The Broader Significance
Message 6632 exemplifies a critical skill in ML infrastructure engineering: the ability to read the silent signals of a distributed system. When logs stop, processes remain alive, and memory stays flat, the engineer must reconstruct the system's internal state from indirect evidence—which ports are listening, which log messages appeared and which didn't, how much time has passed since the last known event. The assistant's reasoning here—connecting the absence of port 20001 to the NCCL bootstrap phase, using the CustomAllreduce is disabled message as a temporal landmark, and understanding the two-phase nature of init_process_group—demonstrates the kind of systems-level thinking that separates effective deployment from cargo-cult configuration.
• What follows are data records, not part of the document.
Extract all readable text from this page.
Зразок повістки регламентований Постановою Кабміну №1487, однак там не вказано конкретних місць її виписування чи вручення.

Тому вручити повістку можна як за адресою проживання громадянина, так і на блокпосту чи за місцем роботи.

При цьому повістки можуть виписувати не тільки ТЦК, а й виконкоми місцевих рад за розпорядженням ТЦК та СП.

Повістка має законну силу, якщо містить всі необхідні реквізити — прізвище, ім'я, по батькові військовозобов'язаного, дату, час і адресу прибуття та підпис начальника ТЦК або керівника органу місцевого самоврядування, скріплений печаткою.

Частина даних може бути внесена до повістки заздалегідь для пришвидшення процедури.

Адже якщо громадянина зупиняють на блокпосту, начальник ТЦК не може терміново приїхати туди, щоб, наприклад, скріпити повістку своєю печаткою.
This message also illustrates the iterative nature of distributed debugging. The assistant doesn't solve the problem in this message. It doesn't even attempt a fix. It simply reframes the problem from "the model is loading slowly" to "NCCL initialization is hanging," and selects the appropriate diagnostic tool. In many debugging scenarios, this reframing is the hardest and most valuable step—once you know what is broken, finding why becomes a tractable investigation. The actual fix (pivoting to vLLM) is still many messages away, but the diagnostic path begins here.